Orkhan's Blog on software development

Rendering response from Laravel exception

In your Laravel controller or somewhere in your code you probably have a try/catch like this:

use App\Exceptions\FailedRequestException;

class ApiController
{
    public static sendRequest()
    {
        $api = new SomeApi();
        
        try {
            $api->sendRequest();

            return response()->json([
                'data' => $api->getData(),
            ]);
        } catch(FailedRequestException $e) {
            return response()->json([
                'error' => 'Failed to send API request',
            ]);
        }
    }
}

In this example we simply send a request to some API and return data from API response. If request throws FailedRequestException exception we catch and return error message instead.

In Laravel if we already use dedicated exception class, manually catching that exception to return response is not necessary. If we take a look into default application exception handler in App\Exceptions\Handler, it has render() method which runs parent method. That parent render() method contains this code:

public function render($request, Throwable $e)
{
    if (method_exists($e, 'render') && $response = $e->render($request)) {
        return Router::toResponse($request, $response);
    } elseif ($e instanceof Responsable) {
        return $e->toResponse($request);
    }
    
    ...
}

Here we can see that whenever exception gets thrown in Laravel, exception handler before rendering it first checks if exception class has render() method or exception class is an instance of Illuminate\Contracts\Support\Responsable interface.
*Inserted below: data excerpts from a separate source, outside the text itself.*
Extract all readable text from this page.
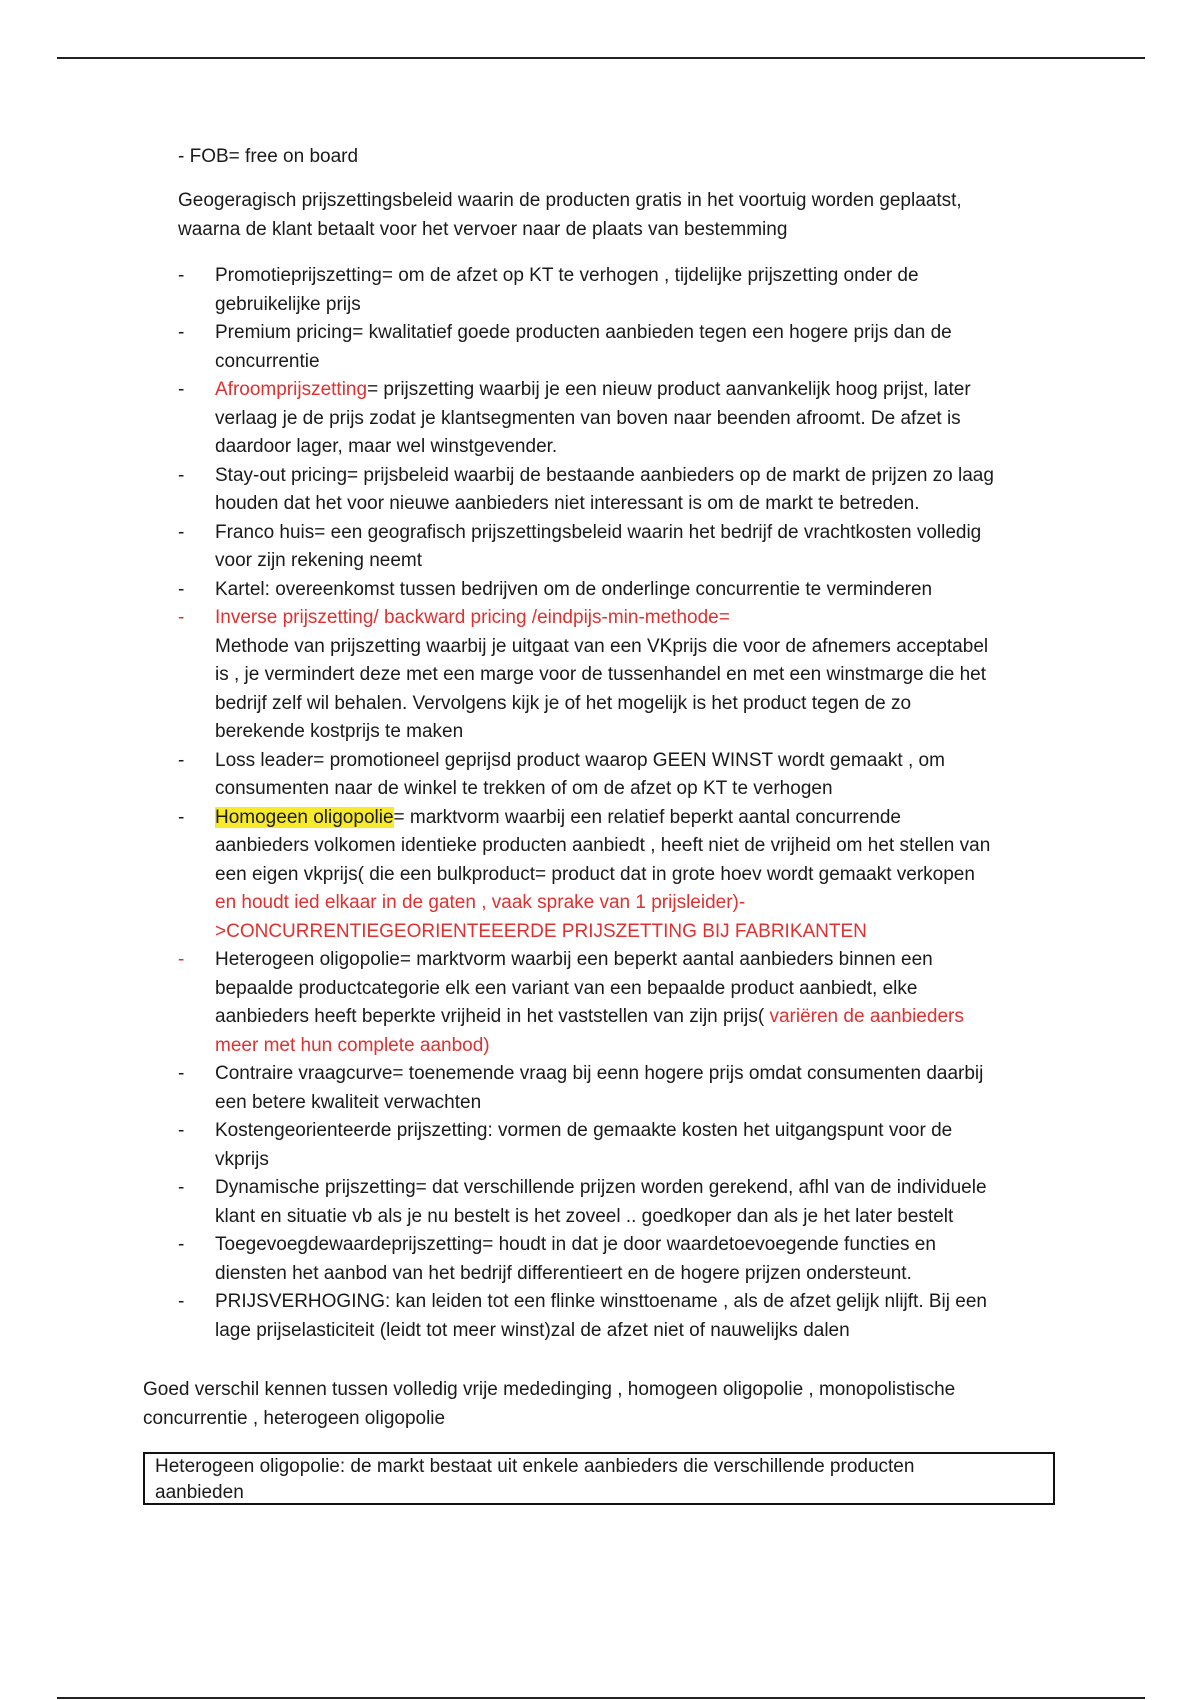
- FOB= free on board
Geogeragisch prijszettingsbeleid waarin de producten gratis in het voortuig worden geplaatst,
waarna de klant betaalt voor het vervoer naar de plaats van bestemming
- Promotieprijszetting= om de afzet op KT te verhogen , tijdelijke prijszetting onder de
gebruikelijke prijs
- Premium pricing= kwalitatief goede producten aanbieden tegen een hogere prijs dan de
concurrentie
- Afroomprijszetting= prijszetting waarbij je een nieuw product aanvankelijk hoog prijst, later
verlaag je de prijs zodat je klantsegmenten van boven naar beenden afroomt. De afzet is
daardoor lager, maar wel winstgevender.
- Stay-out pricing= prijsbeleid waarbij de bestaande aanbieders op de markt de prijzen zo laag
houden dat het voor nieuwe aanbieders niet interessant is om de markt te betreden.
- Franco huis= een geografisch prijszettingsbeleid waarin het bedrijf de vrachtkosten volledig
voor zijn rekening neemt
- Kartel: overeenkomst tussen bedrijven om de onderlinge concurrentie te verminderen
- Inverse prijszetting/ backward pricing /eindpijs-min-methode=
Methode van prijszetting waarbij je uitgaat van een VKprijs die voor de afnemers acceptabel
is , je vermindert deze met een marge voor de tussenhandel en met een winstmarge die het
bedrijf zelf wil behalen. Vervolgens kijk je of het mogelijk is het product tegen de zo
berekende kostprijs te maken
- Loss leader= promotioneel geprijsd product waarop GEEN WINST wordt gemaakt , om
consumenten naar de winkel te trekken of om de afzet op KT te verhogen
- Homogeen oligopolie= marktvorm waarbij een relatief beperkt aantal concurrende
aanbieders volkomen identieke producten aanbiedt , heeft niet de vrijheid om het stellen van
een eigen vkprijs( die een bulkproduct= product dat in grote hoev wordt gemaakt verkopen
en houdt ied elkaar in de gaten , vaak sprake van 1 prijsleider)-
>CONCURRENTIEGEORIENTEEERDE PRIJSZETTING BIJ FABRIKANTEN
- Heterogeen oligopolie= marktvorm waarbij een beperkt aantal aanbieders binnen een
bepaalde productcategorie elk een variant van een bepaalde product aanbiedt, elke
aanbieders heeft beperkte vrijheid in het vaststellen van zijn prijs( variëren de aanbieders
meer met hun complete aanbod)
- Contraire vraagcurve= toenemende vraag bij eenn hogere prijs omdat consumenten daarbij
een betere kwaliteit verwachten
- Kostengeorienteerde prijszetting: vormen de gemaakte kosten het uitgangspunt voor de
vkprijs
- Dynamische prijszetting= dat verschillende prijzen worden gerekend, afhl van de individuele
klant en situatie vb als je nu bestelt is het zoveel .. goedkoper dan als je het later bestelt
- Toegevoegdewaardeprijszetting= houdt in dat je door waardetoevoegende functies en
diensten het aanbod van het bedrijf differentieert en de hogere prijzen ondersteunt.
- PRIJSVERHOGING: kan leiden tot een flinke winsttoename , als de afzet gelijk nlijft. Bij een
lage prijselasticiteit (leidt tot meer winst)zal de afzet niet of nauwelijks dalen
Goed verschil kennen tussen volledig vrije mededinging , homogeen oligopolie , monopolistische
concurrentie , heterogeen oligopolie
Heterogeen oligopolie: de markt bestaat uit enkele aanbieders die verschillende producten
aanbieden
If any of these checks are satisfied Laravel will render contents of render() method on exception class instead of rendering default exception view.

Knowing this new trick we can modify our example FailedRequestException class to have render() method.

class FailedRequestException extends \Exception
{
    public function render($request)
    {
        return response()->json([
            'error' => 'Failed to send API request',
        ]);
    }
}

Or we can use Illuminate\Contracts\Support\Responsable interface to archive same result, which requires implementing toResponse() method.

use Illuminate\Contracts\Support\Responsable;

class FailedRequestException extends \Exception implements Responsable
{
    public function toResponse($request)
    {
        return response()->json([
            'error' => 'Failed to send API request',
        ]);
    }
}

Note: Both render() and toResponse() methods must accept single request parameter, exception handler will pass instance of Illuminate\Http\Request to it.

Now going back to our try/catch example, we no longer need to catch FailedRequestException exception only to return custom response.

class ApiController
{
    public static sendRequest()
    {
        $api = new SomeApi();
        $api->sendRequest();
        
        return response()->json([
            'data' => $api->getData(),
        ]);
    }
}

Whenever application throws FailedRequestException exception Laravel’s exception handler will catch it and render our custom response.